Dans une lettre adressée au président de la commission de surveillance de la Chambre, James Comer, les Clinton ont qualifié la procédure d’« intrinsèquement biaisée » et de « juridiquement invalide ». Ils ont accusé M. Comer de privilégier les témoignages écrits d’anciens responsables tout en insistant sur leur propre comparution.
« Malgré tout ce qui doit être fait pour aider notre pays, vous êtes sur le point de paralyser le Congrès pour poursuivre une procédure rarement utilisée, littéralement conçue pour aboutir à notre emprisonnement », ont-ils écrit. « Ce n’est pas la solution aux maux de l’Amérique, et nous nous défendrons avec force. »
M. Comer a annoncé qu’il entamerait des procédures de mépris du Congrès la semaine prochaine. Cette démarche pourrait ouvrir une voie complexe et politiquement sensible, rarement empruntée par le Congrès américain.
« Personne n’accuse les Clinton d’actes répréhensibles », a déclaré M. Comer après l’absence de Bill Clinton à sa convocation prévue mardi. « Nous avons simplement des questions.
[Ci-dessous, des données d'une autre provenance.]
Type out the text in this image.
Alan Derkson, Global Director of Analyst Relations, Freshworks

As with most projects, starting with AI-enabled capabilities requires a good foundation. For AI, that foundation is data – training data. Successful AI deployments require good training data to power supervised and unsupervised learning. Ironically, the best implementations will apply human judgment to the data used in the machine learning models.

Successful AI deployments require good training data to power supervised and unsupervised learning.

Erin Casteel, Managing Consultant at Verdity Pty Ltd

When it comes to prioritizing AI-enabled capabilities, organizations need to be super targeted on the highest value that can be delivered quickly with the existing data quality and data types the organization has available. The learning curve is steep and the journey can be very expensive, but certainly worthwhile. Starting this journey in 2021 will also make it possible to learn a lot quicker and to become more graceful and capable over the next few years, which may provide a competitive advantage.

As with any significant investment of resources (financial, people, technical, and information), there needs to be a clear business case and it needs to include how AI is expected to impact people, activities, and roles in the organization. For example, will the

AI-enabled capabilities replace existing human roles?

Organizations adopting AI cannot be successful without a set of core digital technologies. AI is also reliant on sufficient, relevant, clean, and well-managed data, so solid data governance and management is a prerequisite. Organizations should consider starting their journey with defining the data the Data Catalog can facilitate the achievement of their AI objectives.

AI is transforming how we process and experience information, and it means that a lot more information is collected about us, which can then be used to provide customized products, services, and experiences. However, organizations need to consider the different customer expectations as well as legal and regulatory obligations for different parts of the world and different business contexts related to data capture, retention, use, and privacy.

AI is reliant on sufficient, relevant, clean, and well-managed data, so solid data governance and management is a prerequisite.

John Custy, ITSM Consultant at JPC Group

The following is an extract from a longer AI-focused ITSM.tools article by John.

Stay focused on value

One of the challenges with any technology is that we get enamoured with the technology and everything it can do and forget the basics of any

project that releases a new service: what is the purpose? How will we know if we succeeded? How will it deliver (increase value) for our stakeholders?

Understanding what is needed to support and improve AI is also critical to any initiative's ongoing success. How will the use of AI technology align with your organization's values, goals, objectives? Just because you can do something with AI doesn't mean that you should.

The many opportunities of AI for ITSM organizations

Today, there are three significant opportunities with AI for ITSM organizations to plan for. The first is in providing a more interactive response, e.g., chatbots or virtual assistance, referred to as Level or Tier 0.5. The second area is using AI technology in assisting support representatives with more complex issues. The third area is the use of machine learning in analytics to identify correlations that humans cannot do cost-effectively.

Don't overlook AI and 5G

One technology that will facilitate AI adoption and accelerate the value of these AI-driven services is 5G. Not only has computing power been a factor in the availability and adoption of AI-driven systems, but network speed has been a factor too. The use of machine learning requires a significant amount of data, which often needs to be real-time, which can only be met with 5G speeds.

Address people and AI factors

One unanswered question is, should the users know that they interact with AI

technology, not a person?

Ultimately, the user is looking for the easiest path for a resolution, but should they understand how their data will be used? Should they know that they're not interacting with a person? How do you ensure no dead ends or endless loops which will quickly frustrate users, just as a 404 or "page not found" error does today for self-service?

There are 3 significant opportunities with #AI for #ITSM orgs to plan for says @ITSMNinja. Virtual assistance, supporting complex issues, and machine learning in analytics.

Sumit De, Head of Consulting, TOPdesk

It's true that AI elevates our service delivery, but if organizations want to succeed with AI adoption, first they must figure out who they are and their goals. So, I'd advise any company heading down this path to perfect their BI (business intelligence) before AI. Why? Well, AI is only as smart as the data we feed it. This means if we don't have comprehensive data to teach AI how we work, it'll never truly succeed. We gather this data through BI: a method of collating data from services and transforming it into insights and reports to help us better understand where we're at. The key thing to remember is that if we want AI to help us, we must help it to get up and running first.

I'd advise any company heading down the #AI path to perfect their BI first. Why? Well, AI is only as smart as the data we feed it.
N’importe qui admettrait qu’ils ont passé beaucoup de temps ensemble. »
Les avocats des Clinton ont, dans une lettre distincte, soutenu que les convocations étaient « invalides et inapplicables » car elles n’étaient pas liées à un objectif législatif légitime et constituaient une tentative de « harcèlement et d’embarras public ». Ils ont également dénoncé une « usurpation inadmissible du pouvoir exécutif chargé de l’application des lois ».
Bill Clinton a entretenu une amitié bien documentée avec Jeffrey Epstein au cours des années 1990 et au début des années 2000. Son nom figure dans les documents relatifs à l’affaire Epstein, publiés par le ministère américain de la Justice. Bien qu’il n’ait jamais été accusé d’actes répréhensibles en lien avec Epstein, cette relation est au centre de l’attention des républicains qui cherchent à obtenir des comptes rendus complets sur les agissements du financier.
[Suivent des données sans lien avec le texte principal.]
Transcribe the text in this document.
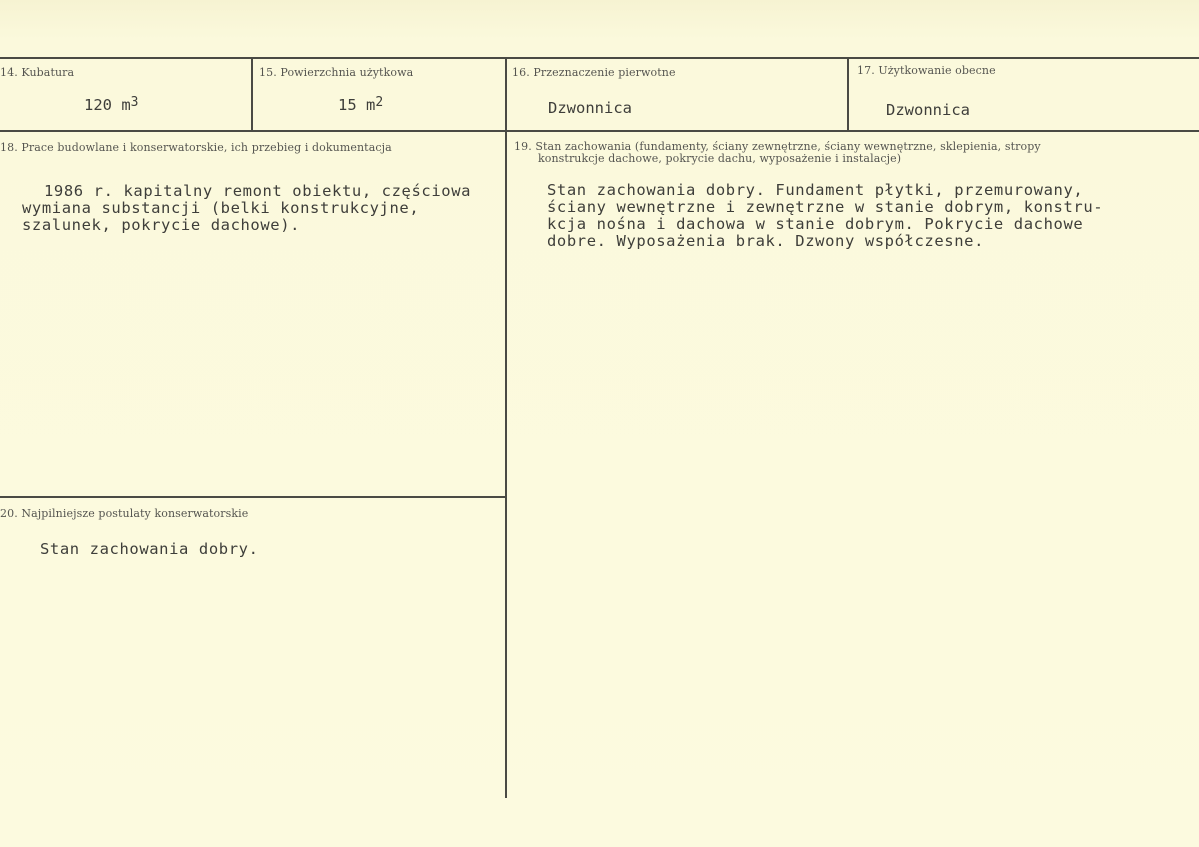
14. Kubatura
120 $m^3$
15. Powierzchnia użytkowa
15 $m^2$
16. Przeznaczenie pierwotne
Dzwonnica
17. Użytkowanie obecne
Dzwonnica
18. Prace budowlane i konserwatorskie, ich przebieg i dokumentacja
1986 r. kapitalny remont obiektu, częściowa
wymiana substancji (belki konstrukcyjne,
szalunek, pokrycie dachowe).
19. Stan zachowania (fundamenty, ściany zewnętrzne, ściany wewnętrzne, sklepienia, stropy
konstrukcje dachowe, pokrycie dachu, wyposażenie i instalacje)
Stan zachowania dobry. Fundament płytki, przemurowany,
ściany wewnętrzne i zewnętrzne w stanie dobrym, konstru-
kcja nośna i dachowa w stanie dobrym. Pokrycie dachowe
dobre. Wyposażenia brak. Dzwony współczesne.
20. Najpilniejsze postulaty konserwatorskie
Stan zachowania dobry.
Epstein avait été arrêté en 2019 pour des accusations fédérales de trafic sexuel et de complot. Il s’est suicidé en cellule de détention à New York alors qu’il attendait son procès.
Les Clinton ont également souligné qu’ils avaient déjà fourni des informations sur Epstein et ont suggéré que M. Comer pourrait chercher à les discréditer en publiant des photos anciennes et sans pertinence.
Par ailleurs, M. Comer a précisé qu’il ne tenterait pas d’obliger l’ancien président Donald Trump à témoigner dans cette affaire, soulignant qu’il ne pouvait pas forcer un président en exercice à comparaître. Trump entretenait également une relation avec Epstein, qu’il affirme avoir rompue avant les accusations d’abus sexuels.